Citizens’ Counselling Centre of Greater Victoria — a trained volunteer counselling service with rates as low as $10 per session — has 60 to 100 people on its wait list these days.
Executive director Brenda Wilson says some of the top issues clients of Citizens’ Counselling present with include stress, anxiety, panic attacks and depression.
“I absolutely think [the news is] weighing on all of us, and in ways that, in the past, it hasn’t been,” she said. “It’s the cumulative effect of a lot of really, really big issues.
“I think for younger people, getting their news via phone or laptop … the doom scrolling is part of a cycle that contributes to their anxiety,” she added. “And COVID really ramped that up. The bad news gets our attention. And we’re the only ones who can really turn that off.”
Grouzet said it can help to focus on what we can control and work on letting go of what we can’t.
“We may not be able to control a shooting in a school, but we can control how we react to it and to what extent we want to be exposed to this information,” he said. “It’s important to be informed, but not to be obsessed with the information.”
With smartphones, news is available at all times, so people need to limit their exposure when it becomes detrimental to their mental health, he added.
“The exposure to bad news and news that can be very disturbing is intensified,” he said. “The difference is that we have more control. Some people may want to know more and stay on their phone … but too much is not good. Stay informed, but there is a limit for everything.”
Empathy requires energy, Grouzet added.
“Empathy means you, to a degree, experience the emotion of the other person in order to understand their perspective. And so if you don’t have other ways to get some resources or regain energy in other ways, then that can drain all your energy, and this is how we see empathy fatigue.
“We all need social support, family, friends and/or a therapist.”
Last year, Citizens’ Counselling Centre provided nearly 9,000 hours of counselling to 989 clients, including both group and individual counselling. More than 60 per cent of clients were between the ages of 19 and 39, and 55 per cent qualified for $20 or $10 sessions, meaning their annual family income was $20,000 or less.
“There is a great need for affordable counselling,” Wilson said. “I think there’s more remote services than there used to be, and I think that’s a good thing for some people.

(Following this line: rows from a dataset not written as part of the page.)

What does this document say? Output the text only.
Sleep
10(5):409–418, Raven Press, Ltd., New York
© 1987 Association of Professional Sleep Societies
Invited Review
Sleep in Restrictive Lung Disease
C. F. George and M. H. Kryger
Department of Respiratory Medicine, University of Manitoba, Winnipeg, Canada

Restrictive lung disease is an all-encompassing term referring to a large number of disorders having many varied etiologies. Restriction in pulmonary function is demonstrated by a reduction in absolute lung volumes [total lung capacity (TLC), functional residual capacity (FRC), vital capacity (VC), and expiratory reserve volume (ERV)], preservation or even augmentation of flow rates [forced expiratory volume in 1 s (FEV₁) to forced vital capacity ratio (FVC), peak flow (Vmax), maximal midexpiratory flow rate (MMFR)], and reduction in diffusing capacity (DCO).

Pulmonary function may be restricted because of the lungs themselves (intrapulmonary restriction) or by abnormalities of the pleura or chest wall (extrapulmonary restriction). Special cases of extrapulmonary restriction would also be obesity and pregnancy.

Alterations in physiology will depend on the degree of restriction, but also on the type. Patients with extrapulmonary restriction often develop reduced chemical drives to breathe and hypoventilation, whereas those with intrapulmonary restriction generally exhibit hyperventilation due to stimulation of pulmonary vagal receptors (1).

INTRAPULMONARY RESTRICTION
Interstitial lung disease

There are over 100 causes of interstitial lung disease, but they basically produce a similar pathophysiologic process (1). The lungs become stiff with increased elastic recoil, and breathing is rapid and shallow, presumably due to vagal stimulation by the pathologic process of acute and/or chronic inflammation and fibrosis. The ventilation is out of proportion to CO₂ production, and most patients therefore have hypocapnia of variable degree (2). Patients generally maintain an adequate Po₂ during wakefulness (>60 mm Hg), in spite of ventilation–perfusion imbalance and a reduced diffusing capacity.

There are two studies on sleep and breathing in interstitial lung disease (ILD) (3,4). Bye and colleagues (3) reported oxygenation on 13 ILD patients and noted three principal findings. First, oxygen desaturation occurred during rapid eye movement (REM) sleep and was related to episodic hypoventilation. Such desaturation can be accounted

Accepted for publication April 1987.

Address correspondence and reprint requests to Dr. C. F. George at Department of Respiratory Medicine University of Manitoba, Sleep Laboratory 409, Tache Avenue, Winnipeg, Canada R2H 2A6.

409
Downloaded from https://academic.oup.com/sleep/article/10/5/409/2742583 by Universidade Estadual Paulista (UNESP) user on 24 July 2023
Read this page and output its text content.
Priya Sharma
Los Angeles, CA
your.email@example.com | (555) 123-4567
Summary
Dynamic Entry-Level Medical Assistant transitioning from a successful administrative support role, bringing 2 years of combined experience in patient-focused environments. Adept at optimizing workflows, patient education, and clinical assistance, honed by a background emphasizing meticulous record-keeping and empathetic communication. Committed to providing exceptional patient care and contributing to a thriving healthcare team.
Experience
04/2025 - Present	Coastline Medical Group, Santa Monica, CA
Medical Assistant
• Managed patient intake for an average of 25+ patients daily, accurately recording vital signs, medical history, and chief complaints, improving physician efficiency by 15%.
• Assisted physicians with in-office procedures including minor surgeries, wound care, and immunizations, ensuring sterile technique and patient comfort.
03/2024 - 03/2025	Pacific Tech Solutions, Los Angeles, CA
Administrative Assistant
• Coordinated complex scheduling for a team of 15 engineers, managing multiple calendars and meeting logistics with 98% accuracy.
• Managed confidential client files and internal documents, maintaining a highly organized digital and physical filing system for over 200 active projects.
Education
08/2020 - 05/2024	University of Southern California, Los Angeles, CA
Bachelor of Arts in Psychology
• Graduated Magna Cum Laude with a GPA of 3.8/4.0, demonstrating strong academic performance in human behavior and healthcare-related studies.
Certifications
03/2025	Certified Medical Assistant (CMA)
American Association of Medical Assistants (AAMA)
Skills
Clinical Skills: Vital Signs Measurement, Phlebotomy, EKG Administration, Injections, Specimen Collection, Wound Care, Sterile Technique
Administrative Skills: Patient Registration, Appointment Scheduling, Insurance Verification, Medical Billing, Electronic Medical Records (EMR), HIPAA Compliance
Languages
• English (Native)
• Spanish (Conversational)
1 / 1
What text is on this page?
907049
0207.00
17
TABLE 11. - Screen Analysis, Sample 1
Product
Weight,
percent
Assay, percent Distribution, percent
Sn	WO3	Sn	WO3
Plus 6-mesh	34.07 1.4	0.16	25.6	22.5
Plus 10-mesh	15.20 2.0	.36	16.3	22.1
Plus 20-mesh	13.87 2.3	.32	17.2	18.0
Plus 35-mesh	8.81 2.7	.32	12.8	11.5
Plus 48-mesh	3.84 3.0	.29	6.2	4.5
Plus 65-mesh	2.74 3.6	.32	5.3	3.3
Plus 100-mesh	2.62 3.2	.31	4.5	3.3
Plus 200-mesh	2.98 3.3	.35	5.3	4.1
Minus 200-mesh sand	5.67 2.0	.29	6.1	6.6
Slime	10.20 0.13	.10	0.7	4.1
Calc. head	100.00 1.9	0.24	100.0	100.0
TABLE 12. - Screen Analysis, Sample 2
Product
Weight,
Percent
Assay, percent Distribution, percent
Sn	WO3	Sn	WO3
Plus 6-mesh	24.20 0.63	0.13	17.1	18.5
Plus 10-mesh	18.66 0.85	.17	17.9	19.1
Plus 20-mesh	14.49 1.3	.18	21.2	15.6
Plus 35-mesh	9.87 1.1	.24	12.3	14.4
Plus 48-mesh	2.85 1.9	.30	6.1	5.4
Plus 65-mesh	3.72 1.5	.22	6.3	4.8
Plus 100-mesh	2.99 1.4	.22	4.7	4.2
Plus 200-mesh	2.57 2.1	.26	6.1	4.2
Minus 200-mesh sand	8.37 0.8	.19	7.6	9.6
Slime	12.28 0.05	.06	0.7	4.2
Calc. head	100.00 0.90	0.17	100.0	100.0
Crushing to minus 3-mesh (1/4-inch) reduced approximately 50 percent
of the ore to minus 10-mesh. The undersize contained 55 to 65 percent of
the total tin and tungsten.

But the need is still there for affordable counselling.”
Amy Schactman, clinical co-ordinator at Foundry Victoria, said the youth-serving mental health and substance-use organization doesn’t take a wait list, but there is ongoing high demand for its counselling services, too.
“There’s a lot going on in the world and there’s a lot going on in people’s lives. That adds an extra layer of demand on services.”